Getanzt werden konnte aufgrund der Raumenge ja leider nicht, obgleich die eine oder andere Nummer in die Beine ging und schwäbische Zurückhaltung mit Wippen der Fußspitze völlig unangemessen war. Doch zu Beginn von „Sitaki Shari“ durfte wenigstens gemeinsam rhythmisch geklatscht werden. So begann „Ich möchte keinen Stress“ - die Übersetzung des aus dem Suaheli stammenden Titels, einer Komposition von Martin Lillich. Ja, African Beats und Grooves waren ganz nahe, auch ein bisschen die Reminiszenz an „Pata Pata“.

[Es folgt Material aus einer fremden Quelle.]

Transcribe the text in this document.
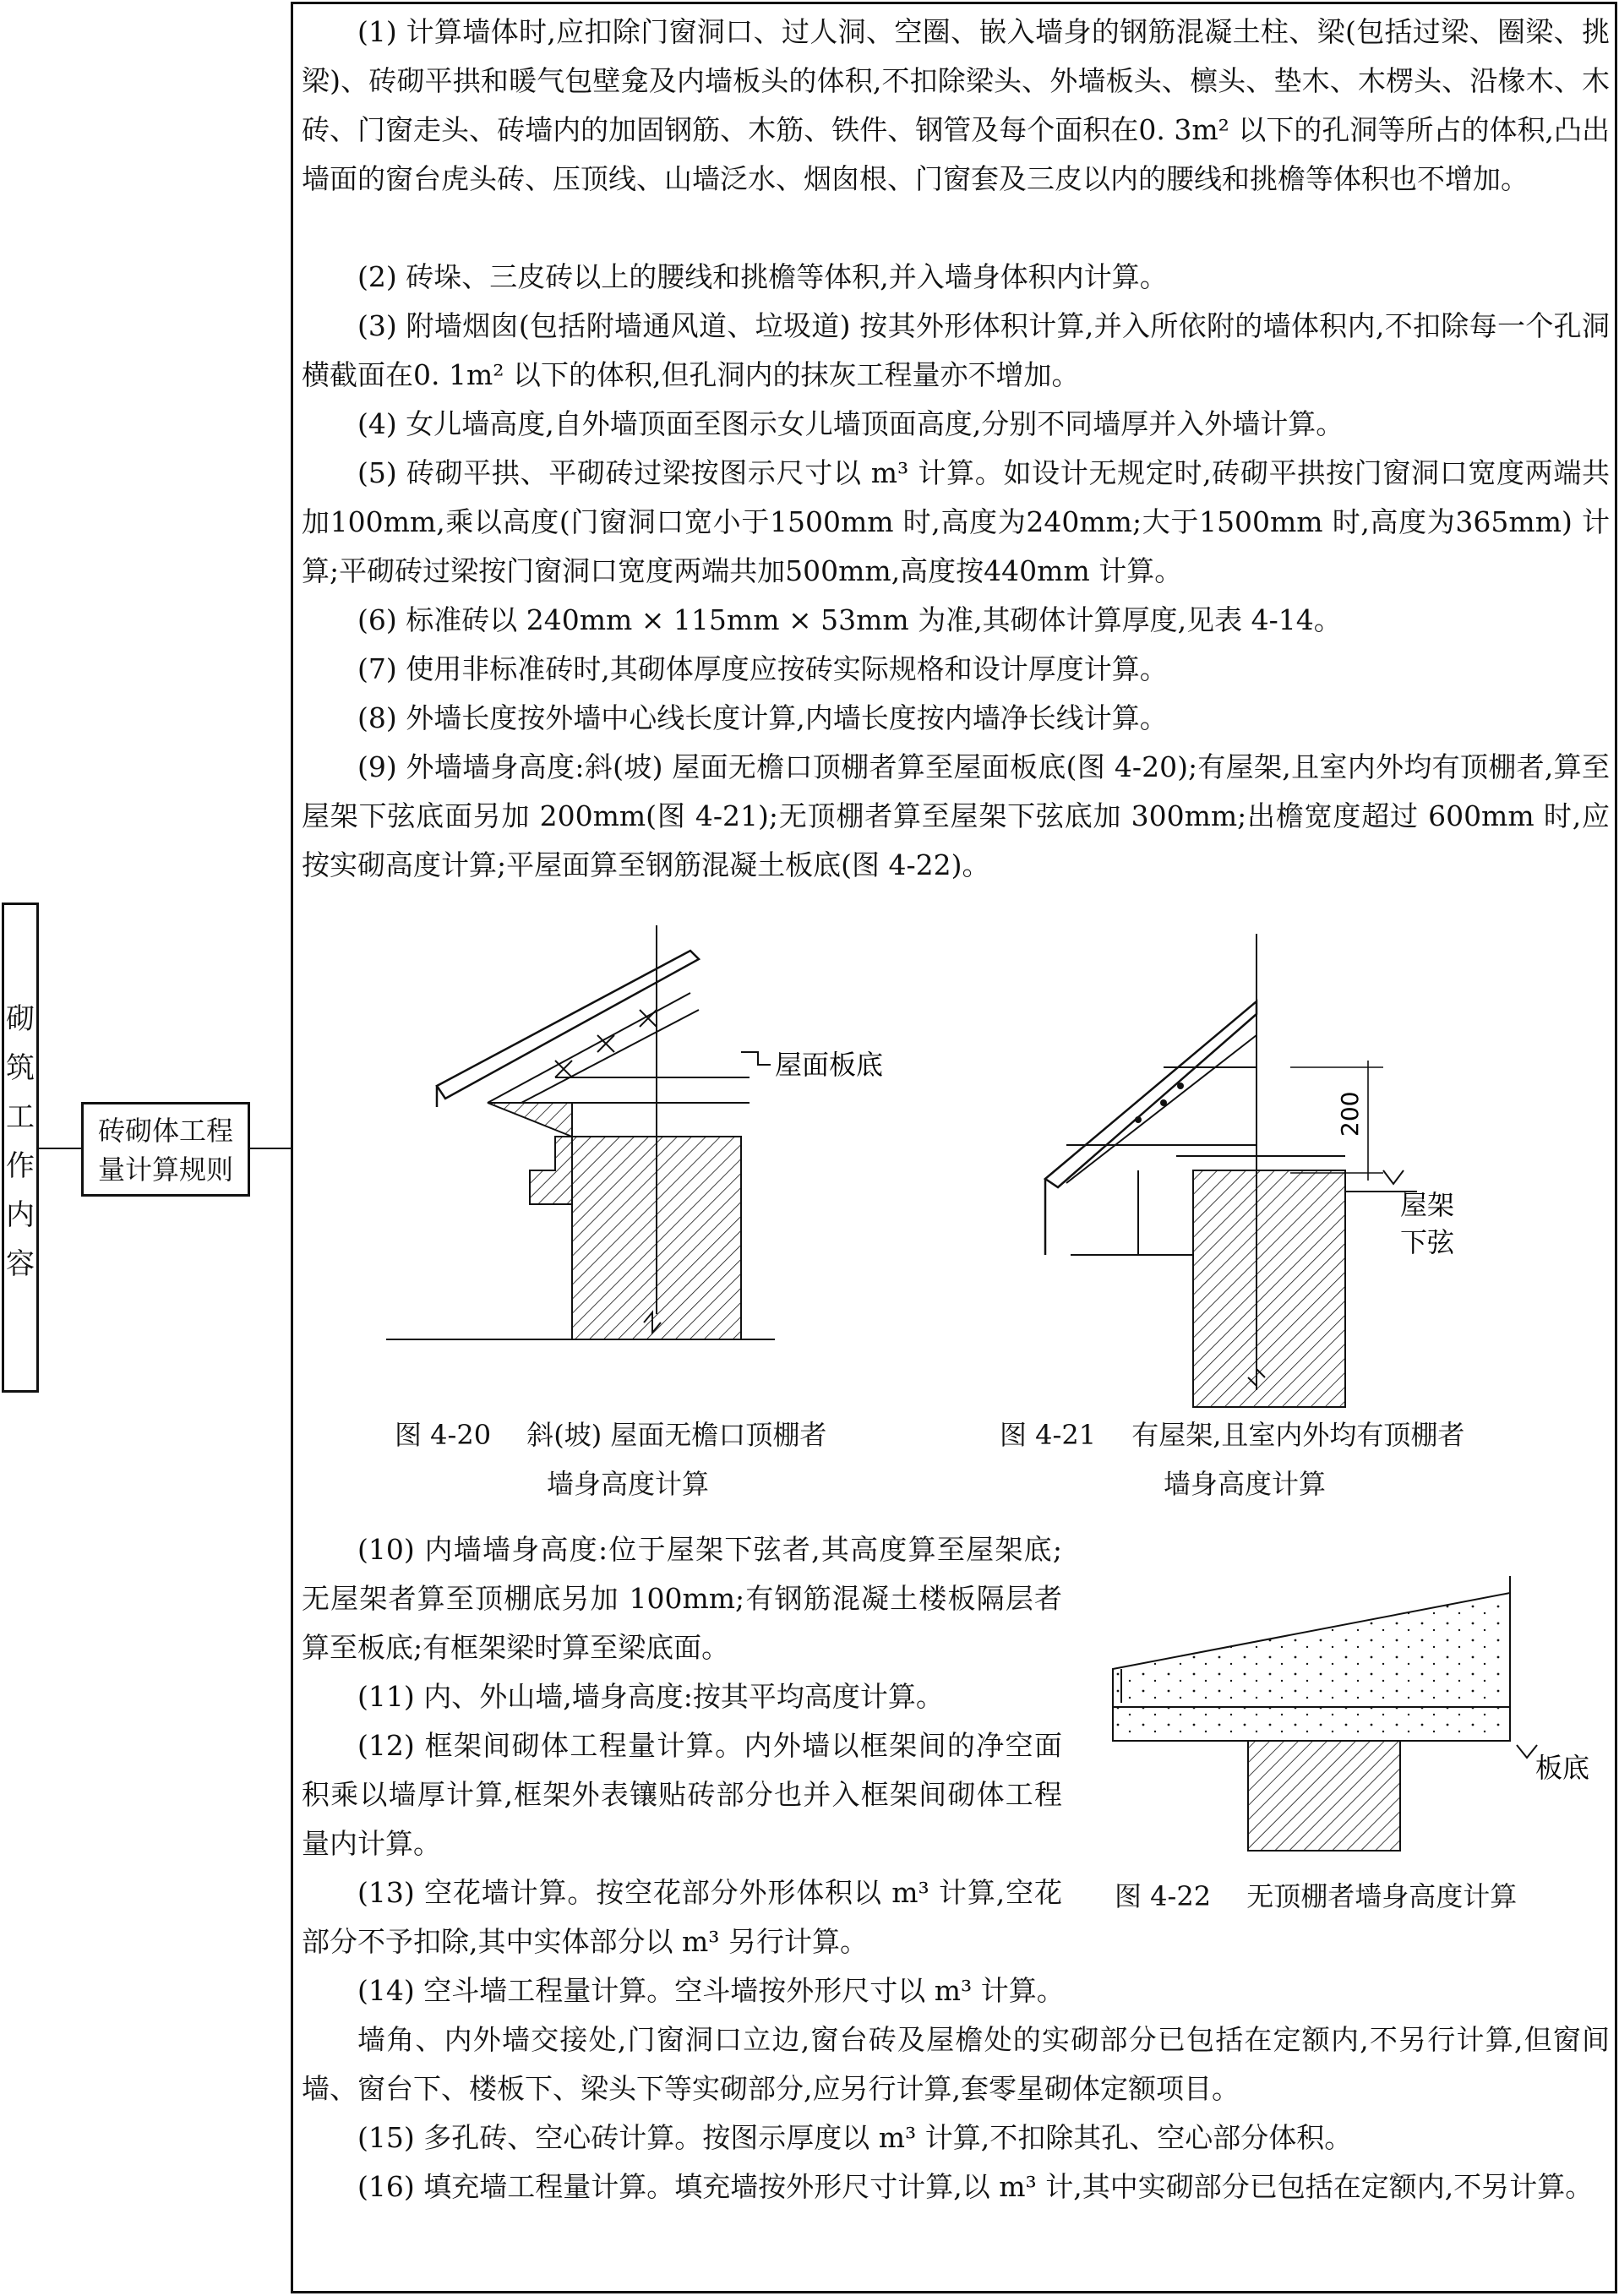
砌
筑
工
作
内
容
砖砌体工程
量计算规则

(1) 计算墙体时,应扣除门窗洞口、过人洞、空圈、嵌入墙身的钢筋混凝土柱、梁(包括过梁、圈梁、挑梁)、砖砌平拱和暖气包壁龛及内墙板头的体积,不扣除梁头、外墙板头、檩头、垫木、木楞头、沿椽木、木砖、门窗走头、砖墙内的加固钢筋、木筋、铁件、钢管及每个面积在0. 3m² 以下的孔洞等所占的体积,凸出墙面的窗台虎头砖、压顶线、山墙泛水、烟囱根、门窗套及三皮以内的腰线和挑檐等体积也不增加。

(2) 砖垛、三皮砖以上的腰线和挑檐等体积,并入墙身体积内计算。

(3) 附墙烟囱(包括附墙通风道、垃圾道) 按其外形体积计算,并入所依附的墙体积内,不扣除每一个孔洞横截面在0. 1m² 以下的体积,但孔洞内的抹灰工程量亦不增加。

(4) 女儿墙高度,自外墙顶面至图示女儿墙顶面高度,分别不同墙厚并入外墙计算。

(5) 砖砌平拱、平砌砖过梁按图示尺寸以 m³ 计算。如设计无规定时,砖砌平拱按门窗洞口宽度两端共加100mm,乘以高度(门窗洞口宽小于1500mm 时,高度为240mm;大于1500mm 时,高度为365mm) 计算;平砌砖过梁按门窗洞口宽度两端共加500mm,高度按440mm 计算。

(6) 标准砖以 240mm × 115mm × 53mm 为准,其砌体计算厚度,见表 4-14。

(7) 使用非标准砖时,其砌体厚度应按砖实际规格和设计厚度计算。

(8) 外墙长度按外墙中心线长度计算,内墙长度按内墙净长线计算。

(9) 外墙墙身高度:斜(坡) 屋面无檐口顶棚者算至屋面板底(图 4-20);有屋架,且室内外均有顶棚者,算至屋架下弦底面另加 200mm(图 4-21);无顶棚者算至屋架下弦底加 300mm;出檐宽度超过 600mm 时,应按实砌高度计算;平屋面算至钢筋混凝土板底(图 4-22)。

屋面板底
图 4-20　 斜(坡) 屋面无檐口顶棚者
墙身高度计算
200
屋架
下弦
图 4-21　 有屋架,且室内外均有顶棚者
墙身高度计算

(10) 内墙墙身高度:位于屋架下弦者,其高度算至屋架底;无屋架者算至顶棚底另加 100mm;有钢筋混凝土楼板隔层者算至板底;有框架梁时算至梁底面。

(11) 内、外山墙,墙身高度:按其平均高度计算。

(12) 框架间砌体工程量计算。内外墙以框架间的净空面积乘以墙厚计算,框架外表镶贴砖部分也并入框架间砌体工程量内计算。

(13) 空花墙计算。按空花部分外形体积以 m³ 计算,空花部分不予扣除,其中实体部分以 m³ 另行计算。

板底
图 4-22　 无顶棚者墙身高度计算

(14) 空斗墙工程量计算。空斗墙按外形尺寸以 m³ 计算。

墙角、内外墙交接处,门窗洞口立边,窗台砖及屋檐处的实砌部分已包括在定额内,不另行计算,但窗间墙、窗台下、楼板下、梁头下等实砌部分,应另行计算,套零星砌体定额项目。

(15) 多孔砖、空心砖计算。按图示厚度以 m³ 计算,不扣除其孔、空心部分体积。

(16) 填充墙工程量计算。填充墙按外形尺寸计算,以 m³ 计,其中实砌部分已包括在定额内,不另计算。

Eigentlich war auch „Take Back The Scene“ angetan, um nicht nur eng zu tanzen, doch … Ein bisschen James Brown und ein bisschen Ray Charles schien in der musikalischen Gewürzmischung vorhanden gewesen zu sein. Dabei jaulte, wimmerte und heulte nicht die Gitarre, sondern der von Martin Lillich gestrichene Bass. Ein wenig Boogie Woogie der 1930er und 1940er Jahre, eine Prise Swing und Blues – schon hieß es nicht „eight to the bar“, sondern „Ten To The Bar“ mit rollender Basshand und Kaskaden im Diskant dank Lionel Haas.  Mit „Park Atmo“ – hier fing Lionel Haas das Jammen mit afrikanischen Musikern in einem Berliner Park ein – endete das Konzert. Den Schlussakkord bildete dabei ein Solo von Torsten Zwingenberger, bei dem Waschbrett, Rasseln wie Caxixi und Rumbarasseln, Reibetrommel, Cajón und afrikanische Trommel zum Einsatz kamen. Es war ein furioses Spiel, das Torsten Zwingenberger in gleichsam zirzensischer Manier präsentierte. Der lang anhaltende Schlussbeifall der Anwesenden war Berlin 21 gewiss, und ein Abend mit einem musikalischen Kaleidoskop war zu Ende.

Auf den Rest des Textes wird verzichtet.